In 1996 Yeltsin came up for reelection. Given the hardships endured by most people because of his reforms, his approval rating was less than 5%, much lower than that of his main opponent (a Communist, Gennady Zyuganov). In one of the most fateful stories of the reform period, a group of seven oligarchs controlling a little less than 50% of all privatized assets of the entire country (according to them) came to the president and proposed a Faustian bargain: They would use the power and money of their new private media empires to rally public support, if Yeltsin would agree to let them keep shares of some of the most lucrative, yet still unprivatized, enterprises. This loans-for-shares program was originally conceived by Potanin, the owner of the Interros business empire. However, it was not until the 1996 elections that the oligarchs received this unprecedented leverage. The program would let the oligarchs loan some money to the state and keep state enterprise shares as a collateral for a while, but in reality everybody understood that the state government would default, and so those assets would forever be transferred to the oligarchs (for details, see Freeland, 2000; Hoffman, 2003; and Klebnikov, 2000). In return, the oligarchs promised that they would support Yelstin's bid for reelection with all the means at their disposal.

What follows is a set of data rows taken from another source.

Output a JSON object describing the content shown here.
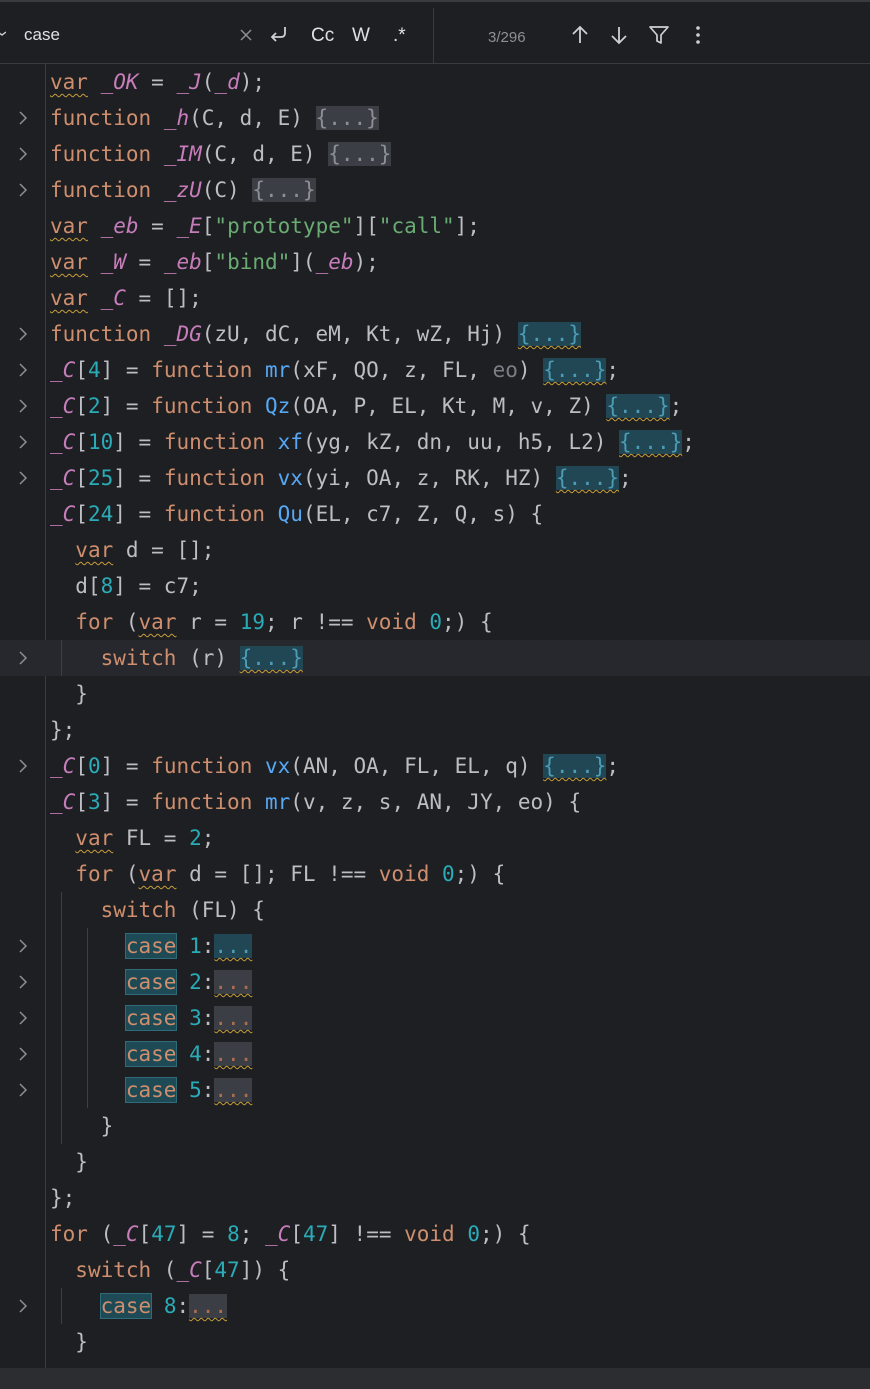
{
  "find_bar": {
    "query": "case",
    "clear_icon": "close-icon",
    "newline_icon": "return-icon",
    "match_case_label": "Cc",
    "words_label": "W",
    "regex_label": ".*",
    "counter": "3/296",
    "prev_icon": "arrow-up-icon",
    "next_icon": "arrow-down-icon",
    "filter_icon": "filter-icon",
    "more_icon": "more-vertical-icon"
  },
  "editor": {
    "lines": [
      {
        "fold": false,
        "guides": [],
        "parts": [
          [
            "var",
            "kw wv"
          ],
          [
            " ",
            ""
          ],
          [
            "_OK",
            "gl"
          ],
          [
            " = ",
            ""
          ],
          [
            "_J",
            "gl"
          ],
          [
            "(",
            ""
          ],
          [
            "_d",
            "gl"
          ],
          [
            ");",
            ""
          ]
        ]
      },
      {
        "fold": true,
        "guides": [],
        "parts": [
          [
            "function",
            "kw"
          ],
          [
            " ",
            ""
          ],
          [
            "_h",
            "gl"
          ],
          [
            "(C, d, E) ",
            ""
          ],
          [
            "{...}",
            "fphl"
          ]
        ]
      },
      {
        "fold": true,
        "guides": [],
        "parts": [
          [
            "function",
            "kw"
          ],
          [
            " ",
            ""
          ],
          [
            "_IM",
            "gl"
          ],
          [
            "(C, d, E) ",
            ""
          ],
          [
            "{...}",
            "fphl"
          ]
        ]
      },
      {
        "fold": true,
        "guides": [],
        "parts": [
          [
            "function",
            "kw"
          ],
          [
            " ",
            ""
          ],
          [
            "_zU",
            "gl"
          ],
          [
            "(C) ",
            ""
          ],
          [
            "{...}",
            "fphl"
          ]
        ]
      },
      {
        "fold": false,
        "guides": [],
        "parts": [
          [
            "var",
            "kw wv"
          ],
          [
            " ",
            ""
          ],
          [
            "_eb",
            "gl"
          ],
          [
            " = ",
            ""
          ],
          [
            "_E",
            "gl"
          ],
          [
            "[",
            ""
          ],
          [
            "\"prototype\"",
            "str"
          ],
          [
            "][",
            ""
          ],
          [
            "\"call\"",
            "str"
          ],
          [
            "];",
            ""
          ]
        ]
      },
      {
        "fold": false,
        "guides": [],
        "parts": [
          [
            "var",
            "kw wv"
          ],
          [
            " ",
            ""
          ],
          [
            "_W",
            "gl"
          ],
          [
            " = ",
            ""
          ],
          [
            "_eb",
            "gl"
          ],
          [
            "[",
            ""
          ],
          [
            "\"bind\"",
            "str"
          ],
          [
            "](",
            ""
          ],
          [
            "_eb",
            "gl"
          ],
          [
            ");",
            ""
          ]
        ]
      },
      {
        "fold": false,
        "guides": [],
        "parts": [
          [
            "var",
            "kw wv"
          ],
          [
            " ",
            ""
          ],
          [
            "_C",
            "gl"
          ],
          [
            " = [];",
            ""
          ]
        ]
      },
      {
        "fold": true,
        "guides": [],
        "parts": [
          [
            "function",
            "kw"
          ],
          [
            " ",
            ""
          ],
          [
            "_DG",
            "gl"
          ],
          [
            "(zU, dC, eM, Kt, wZ, Hj) ",
            ""
          ],
          [
            "{...}",
            "fpsel"
          ]
        ]
      },
      {
        "fold": true,
        "guides": [],
        "parts": [
          [
            "_C",
            "gl"
          ],
          [
            "[",
            ""
          ],
          [
            "4",
            "num"
          ],
          [
            "] = ",
            ""
          ],
          [
            "function",
            "kw"
          ],
          [
            " ",
            ""
          ],
          [
            "mr",
            "fn"
          ],
          [
            "(xF, QO, z, FL, ",
            ""
          ],
          [
            "eo",
            "cm"
          ],
          [
            ") ",
            ""
          ],
          [
            "{...}",
            "fpsel"
          ],
          [
            ";",
            ""
          ]
        ]
      },
      {
        "fold": true,
        "guides": [],
        "parts": [
          [
            "_C",
            "gl"
          ],
          [
            "[",
            ""
          ],
          [
            "2",
            "num"
          ],
          [
            "] = ",
            ""
          ],
          [
            "function",
            "kw"
          ],
          [
            " ",
            ""
          ],
          [
            "Qz",
            "fn"
          ],
          [
            "(OA, P, EL, Kt, M, v, Z) ",
            ""
          ],
          [
            "{...}",
            "fpsel"
          ],
          [
            ";",
            ""
          ]
        ]
      },
      {
        "fold": true,
        "guides": [],
        "parts": [
          [
            "_C",
            "gl"
          ],
          [
            "[",
            ""
          ],
          [
            "10",
            "num"
          ],
          [
            "] = ",
            ""
          ],
          [
            "function",
            "kw"
          ],
          [
            " ",
            ""
          ],
          [
            "xf",
            "fn"
          ],
          [
            "(yg, kZ, dn, uu, h5, L2) ",
            ""
          ],
          [
            "{...}",
            "fpsel"
          ],
          [
            ";",
            ""
          ]
        ]
      },
      {
        "fold": true,
        "guides": [],
        "parts": [
          [
            "_C",
            "gl"
          ],
          [
            "[",
            ""
          ],
          [
            "25",
            "num"
          ],
          [
            "] = ",
            ""
          ],
          [
            "function",
            "kw"
          ],
          [
            " ",
            ""
          ],
          [
            "vx",
            "fn"
          ],
          [
            "(yi, OA, z, RK, HZ) ",
            ""
          ],
          [
            "{...}",
            "fpsel"
          ],
          [
            ";",
            ""
          ]
        ]
      },
      {
        "fold": false,
        "guides": [],
        "parts": [
          [
            "_C",
            "gl"
          ],
          [
            "[",
            ""
          ],
          [
            "24",
            "num"
          ],
          [
            "] = ",
            ""
          ],
          [
            "function",
            "kw"
          ],
          [
            " ",
            ""
          ],
          [
            "Qu",
            "fn"
          ],
          [
            "(EL, c7, Z, Q, s) {",
            ""
          ]
        ]
      },
      {
        "fold": false,
        "guides": [],
        "parts": [
          [
            "  ",
            ""
          ],
          [
            "var",
            "kw wv"
          ],
          [
            " d = [];",
            ""
          ]
        ]
      },
      {
        "fold": false,
        "guides": [],
        "parts": [
          [
            "  d[",
            ""
          ],
          [
            "8",
            "num"
          ],
          [
            "] = c7;",
            ""
          ]
        ]
      },
      {
        "fold": false,
        "guides": [],
        "parts": [
          [
            "  ",
            ""
          ],
          [
            "for",
            "kw"
          ],
          [
            " (",
            ""
          ],
          [
            "var",
            "kw wv"
          ],
          [
            " r = ",
            ""
          ],
          [
            "19",
            "num"
          ],
          [
            "; r !== ",
            ""
          ],
          [
            "void",
            "kw"
          ],
          [
            " ",
            ""
          ],
          [
            "0",
            "num"
          ],
          [
            ";) {",
            ""
          ]
        ]
      },
      {
        "fold": true,
        "current": true,
        "guides": [
          1
        ],
        "parts": [
          [
            "    ",
            ""
          ],
          [
            "switch",
            "kw"
          ],
          [
            " (r) ",
            ""
          ],
          [
            "{...}",
            "fpsel"
          ]
        ]
      },
      {
        "fold": false,
        "guides": [],
        "parts": [
          [
            "  }",
            ""
          ]
        ]
      },
      {
        "fold": false,
        "guides": [],
        "parts": [
          [
            "};",
            ""
          ]
        ]
      },
      {
        "fold": true,
        "guides": [],
        "parts": [
          [
            "_C",
            "gl"
          ],
          [
            "[",
            ""
          ],
          [
            "0",
            "num"
          ],
          [
            "] = ",
            ""
          ],
          [
            "function",
            "kw"
          ],
          [
            " ",
            ""
          ],
          [
            "vx",
            "fn"
          ],
          [
            "(AN, OA, FL, EL, q) ",
            ""
          ],
          [
            "{...}",
            "fpsel"
          ],
          [
            ";",
            ""
          ]
        ]
      },
      {
        "fold": false,
        "guides": [],
        "parts": [
          [
            "_C",
            "gl"
          ],
          [
            "[",
            ""
          ],
          [
            "3",
            "num"
          ],
          [
            "] = ",
            ""
          ],
          [
            "function",
            "kw"
          ],
          [
            " ",
            ""
          ],
          [
            "mr",
            "fn"
          ],
          [
            "(v, z, s, AN, JY, eo) {",
            ""
          ]
        ]
      },
      {
        "fold": false,
        "guides": [],
        "parts": [
          [
            "  ",
            ""
          ],
          [
            "var",
            "kw wv"
          ],
          [
            " FL = ",
            ""
          ],
          [
            "2",
            "num"
          ],
          [
            ";",
            ""
          ]
        ]
      },
      {
        "fold": false,
        "guides": [],
        "parts": [
          [
            "  ",
            ""
          ],
          [
            "for",
            "kw"
          ],
          [
            " (",
            ""
          ],
          [
            "var",
            "kw wv"
          ],
          [
            " d = []; FL !== ",
            ""
          ],
          [
            "void",
            "kw"
          ],
          [
            " ",
            ""
          ],
          [
            "0",
            "num"
          ],
          [
            ";) {",
            ""
          ]
        ]
      },
      {
        "fold": false,
        "guides": [
          1
        ],
        "parts": [
          [
            "    ",
            ""
          ],
          [
            "switch",
            "kw"
          ],
          [
            " (FL) {",
            ""
          ]
        ]
      },
      {
        "fold": true,
        "guides": [
          1,
          2
        ],
        "parts": [
          [
            "      ",
            ""
          ],
          [
            "case",
            "kw match"
          ],
          [
            " ",
            ""
          ],
          [
            "1",
            "num"
          ],
          [
            ":",
            ""
          ],
          [
            "...",
            "fpsel"
          ]
        ]
      },
      {
        "fold": true,
        "guides": [
          1,
          2
        ],
        "parts": [
          [
            "      ",
            ""
          ],
          [
            "case",
            "kw match"
          ],
          [
            " ",
            ""
          ],
          [
            "2",
            "num"
          ],
          [
            ":",
            ""
          ],
          [
            "...",
            "fpdots"
          ]
        ]
      },
      {
        "fold": true,
        "guides": [
          1,
          2
        ],
        "parts": [
          [
            "      ",
            ""
          ],
          [
            "case",
            "kw match"
          ],
          [
            " ",
            ""
          ],
          [
            "3",
            "num"
          ],
          [
            ":",
            ""
          ],
          [
            "...",
            "fpdots"
          ]
        ]
      },
      {
        "fold": true,
        "guides": [
          1,
          2
        ],
        "parts": [
          [
            "      ",
            ""
          ],
          [
            "case",
            "kw match"
          ],
          [
            " ",
            ""
          ],
          [
            "4",
            "num"
          ],
          [
            ":",
            ""
          ],
          [
            "...",
            "fpdots"
          ]
        ]
      },
      {
        "fold": true,
        "guides": [
          1,
          2
        ],
        "parts": [
          [
            "      ",
            ""
          ],
          [
            "case",
            "kw match"
          ],
          [
            " ",
            ""
          ],
          [
            "5",
            "num"
          ],
          [
            ":",
            ""
          ],
          [
            "...",
            "fpdots"
          ]
        ]
      },
      {
        "fold": false,
        "guides": [
          1
        ],
        "parts": [
          [
            "    }",
            ""
          ]
        ]
      },
      {
        "fold": false,
        "guides": [],
        "parts": [
          [
            "  }",
            ""
          ]
        ]
      },
      {
        "fold": false,
        "guides": [],
        "parts": [
          [
            "};",
            ""
          ]
        ]
      },
      {
        "fold": false,
        "guides": [],
        "parts": [
          [
            "for",
            "kw"
          ],
          [
            " (",
            ""
          ],
          [
            "_C",
            "gl"
          ],
          [
            "[",
            ""
          ],
          [
            "47",
            "num"
          ],
          [
            "] = ",
            ""
          ],
          [
            "8",
            "num"
          ],
          [
            "; ",
            ""
          ],
          [
            "_C",
            "gl"
          ],
          [
            "[",
            ""
          ],
          [
            "47",
            "num"
          ],
          [
            "] !== ",
            ""
          ],
          [
            "void",
            "kw"
          ],
          [
            " ",
            ""
          ],
          [
            "0",
            "num"
          ],
          [
            ";) {",
            ""
          ]
        ]
      },
      {
        "fold": false,
        "guides": [],
        "parts": [
          [
            "  ",
            ""
          ],
          [
            "switch",
            "kw"
          ],
          [
            " (",
            ""
          ],
          [
            "_C",
            "gl"
          ],
          [
            "[",
            ""
          ],
          [
            "47",
            "num"
          ],
          [
            "]) {",
            ""
          ]
        ]
      },
      {
        "fold": true,
        "guides": [
          1
        ],
        "parts": [
          [
            "    ",
            ""
          ],
          [
            "case",
            "kw match"
          ],
          [
            " ",
            ""
          ],
          [
            "8",
            "num"
          ],
          [
            ":",
            ""
          ],
          [
            "...",
            "fpdots"
          ]
        ]
      },
      {
        "fold": false,
        "guides": [],
        "parts": [
          [
            "  }",
            ""
          ]
        ]
      }
    ]
  }
}
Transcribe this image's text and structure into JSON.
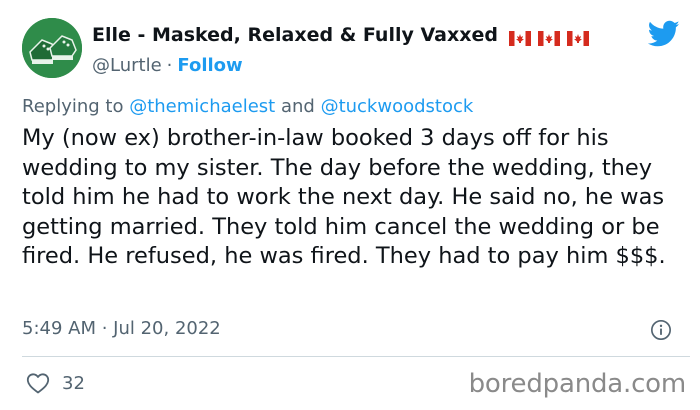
{
  "author": {
    "display_name": "Elle - Masked, Relaxed & Fully Vaxxed",
    "flags": [
      "canada-flag",
      "canada-flag",
      "canada-flag"
    ],
    "handle": "@Lurtle",
    "separator": "·",
    "follow_label": "Follow"
  },
  "reply": {
    "prefix": "Replying to",
    "mention_1": "@themichaelest",
    "conjunction": "and",
    "mention_2": "@tuckwoodstock"
  },
  "tweet": {
    "text": "My (now ex) brother-in-law booked 3 days off for his wedding to my sister. The day before the wedding, they told him he had to work the next day. He said no, he was getting married. They told him cancel the wedding or be fired. He refused, he was fired. They had to pay him $$$.",
    "timestamp": "5:49 AM · Jul 20, 2022"
  },
  "engagement": {
    "like_count": "32"
  },
  "watermark": "boredpanda.com",
  "colors": {
    "link_blue": "#1d9bf0",
    "muted_gray": "#536471",
    "text": "#0f1419",
    "flag_red": "#d52b1e"
  },
  "icons": {
    "brand": "twitter-bird-icon",
    "info": "info-icon",
    "like": "heart-icon"
  }
}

Some of the best assets were privatized very cheaply under this scheme, including the Norilsk nickel combine (worth billions) for $170 million, and many oil fields and refineries for a fraction of their cost.

Yeltsin agreed to the deal. With the private NTV and ORT television channels bombarding the public with the images of an apparently reenergized Yeltsin dancing on stage; with the relentless private newspaper coverage of the sinister plots to restore Communism, should Zyuganov come to power; and with massive financial backing from the oligarchs as well as some Western funding, Yeltsin's victory was assured. However, he suffered a massive heart attack and almost died just a few days before the second round of elections in the summer of 1996. He did win the round, but few people understood just how sick he was then. It is unclear how much electoral fraud was perpetrated by Yeltsin's electoral commission during the vote counts, but he won by only a slim margin; nevertheless, he stayed in power for another 4 years. After the summer of 1996, Boris Berezovsky (the leader of the so-called gang of seven oligarchs) began wielding an ominous influence behind the scenes at the Kremlin, largely through free access to Yeltsin's two daughters and some of his key staff (Klebnikov, 2000). Every oligarch on the team had received very lucrative rewards: Potanin got hold of the Norilsk nickel combine, Khodorkovsky got the Yugansk oil field and some key refineries in the Volga region, and so on. The independent press critical of the Kremlin concluded that oligarchic capitalism not only had taken root in Russia, but had grown to become the main trunk of the economic tree.